‘I Love LA’ Episode 4 Recap – Elijah Wood Is Not A Sex Object

By Jonathon Wilson - November 24, 2025
Elijah Wood, Rachel Sennott, and True Whitaker in I Love LA
Elijah Wood, Rachel Sennott, and True Whitaker in I Love LA | Image via WarnerMedia
By Jonathon Wilson - November 24, 2025

WARNING: THIS ARTICLE CONTAINS MAJOR SPOILERS

3.5

Summary

I Love LA gets even more ridiculous than usual in “Upstairses”, but a fun Elijah Wood cameo and some depth beneath the surface help things out.

Networking is a deliberately nebulous word, one typically used as an excuse for getting drunk with people whose company you stand to benefit from in one way or another. In a contemporary influencer-driven climate, networking means making videos. Right now. It’s transactional, the kind of thing you indulge in at parties where people are introduced alongside their social media follower counts. There is no better setting for this kind of nonsense than the Hollywood Hills, and Episode 4 of I Love LA knows it.

As bold a claim as this might seem, given how ridiculous some of the outbursts have already been, “Upstairses” is the most exaggerated the show has been. It makes a party full of celebrities feel like a hellscape, and has a surprisingly game Elijah Wood cameoing as a mockery of himself to make the point that influencers haven’t just taken over popular culture, but in his case, literally his home.

That’s the hook here, Maia, Charlie, Alani, and particularly Tallulah have been invited to a party being thrown by Quen Blackwell in Elijah Wood’s expansive L.A. home. Initially, I thought the namedrop was just for fun, since Blackwell is much more the kind of guest star to be at home in a comedy like this, but in a ridiculous set of circumstances, Elijah Wood is indeed present, albeit watching cartoons alone in his bedroom.

Things are going well enough for Tallulah following her takedown of Paulena that she suspects she and Quen might end up becoming best friends overnight, not realising – or perhaps not wanting to reckon with – Quen’s self-serving agenda. She has simply spotted an opportunity, which is the only way the influencer brain seems to be able to process information. Now, granted, Tallulah isn’t expecting her “friendship” with Quen to go unnoticed by her many millions of followers, but you can tell her heart isn’t in it in the same way.

I Love LA Episode 4 turns out to be a good test for Maia and Tallulah’s professional and personal relationship, though. Quen starts testing the former immediately, sowing seeds of doubt around Maia’s capabilities and agenda, and Tallulah realises quickly that Quen doesn’t really want to be friends after all. Last week, I mentioned that I’m increasingly struck by Odessa A’zion, and there’s a moment here that neatly encapsulates why. It might seem like she was cast solely because she’s strikingly beautiful to look at, but when Tallulah has this realisation, A’zion wears the internal existential crisis on her face for a split-second before swallowing it to keep playing nice with her host.
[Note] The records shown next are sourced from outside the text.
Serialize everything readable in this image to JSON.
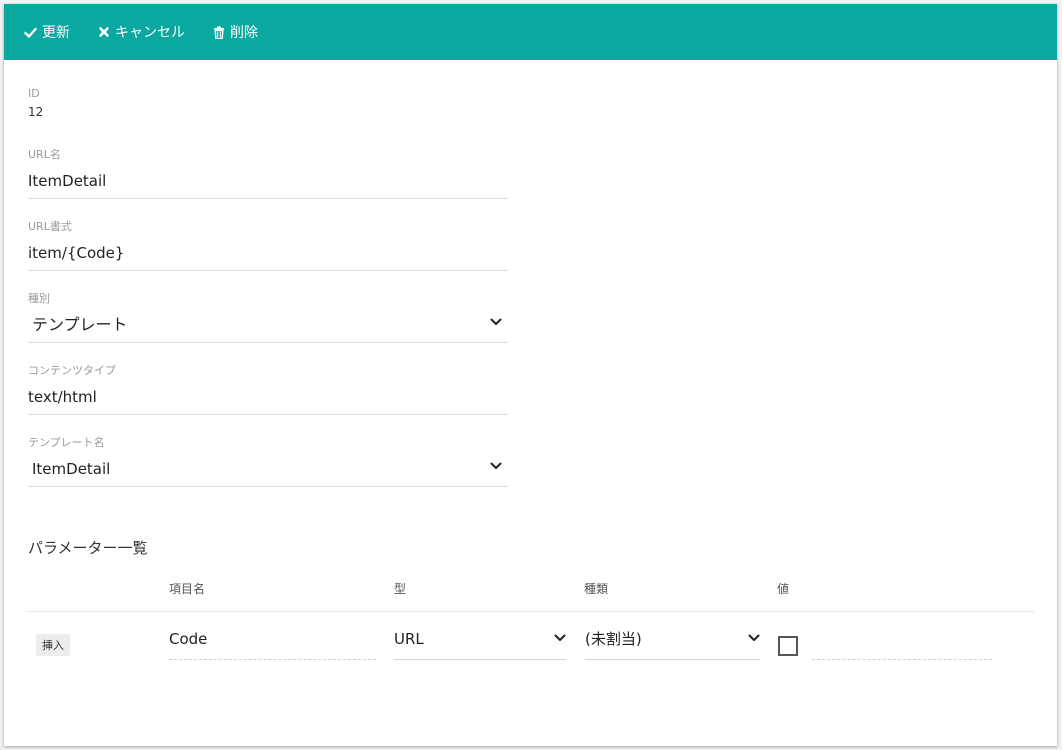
{
  "toolbar": {
    "update_label": "更新",
    "cancel_label": "キャンセル",
    "delete_label": "削除",
    "bg_color": "#0ba8a0"
  },
  "form": {
    "id_label": "ID",
    "id_value": "12",
    "url_name_label": "URL名",
    "url_name_value": "ItemDetail",
    "url_format_label": "URL書式",
    "url_format_value": "item/{Code}",
    "kind_label": "種別",
    "kind_value": "テンプレート",
    "content_type_label": "コンテンツタイプ",
    "content_type_value": "text/html",
    "template_name_label": "テンプレート名",
    "template_name_value": "ItemDetail"
  },
  "params": {
    "section_title": "パラメーター一覧",
    "headers": {
      "item_name": "項目名",
      "type": "型",
      "kind": "種類",
      "value": "値"
    },
    "rows": [
      {
        "insert_label": "挿入",
        "item_name": "Code",
        "type": "URL",
        "kind": "(未割当)",
        "checked": false,
        "value": ""
      }
    ]
  }
}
“Upstairses” has some things to say here. Tallulah is clearly put off not just by how self-serving Quen is, but how micro-managed and fake every aspect of her life turns out to be. She can’t bring herself to play along for long enough to make any of the capital-C Content Quen wants to make, and it clearly causes her to reconsider how she’s approaching her own life – and her potential future. Maia is, after all, on a mission to become a real manager, which involves all the flesh-pressing and back-scratching deals that Tallulah is failing to make happen at the first opportunity. Tallulah might be a mess, but what’s compelling about her is that she’s real, and for the first time, she’s having to reckon with the idea that being real might not be enough.

To be fair, despite my claims about Maia’s ambitions, it only takes Quen dismissing her one time to send Maia and Alani off on a personal sidequest to try and facilitate a threesome with Elijah Wood. They’re not supposed to go upstairs, but Wood seems fairly happy to have some company, since he’s playing a harmless but deeply weird version of himself who just wants to sit around watching clips of cartoons on YouTube. “Upstairses” gives him perhaps a few too many peccadilloes for the caricature to be believable – he’s a germaphobe with a goldfish memory who invites Maia and Alani into his “memory palace”, asks them to put robes on before they sit on his bed, and then gets cartoonishly angry when he realises they’re naked underneath – but it’s always good fun when established celebrities are willing to play gonzo versions of themselves.

The event’s a failure for everyone involved, then, except perhaps Charlie, who hilariously spends the day being very angry with a hot dude who he thinks is gay but turns out not to be – “I’m Catholic!” – who is later revealed to be a TikTok-famous musician. But the real upside of the whole thing is that it turns out Maia and Tallulah aren’t quite as bad as everyone else they’re trying to impress. Whether that’s going to limit their success in the industry, though, still remains to be seen.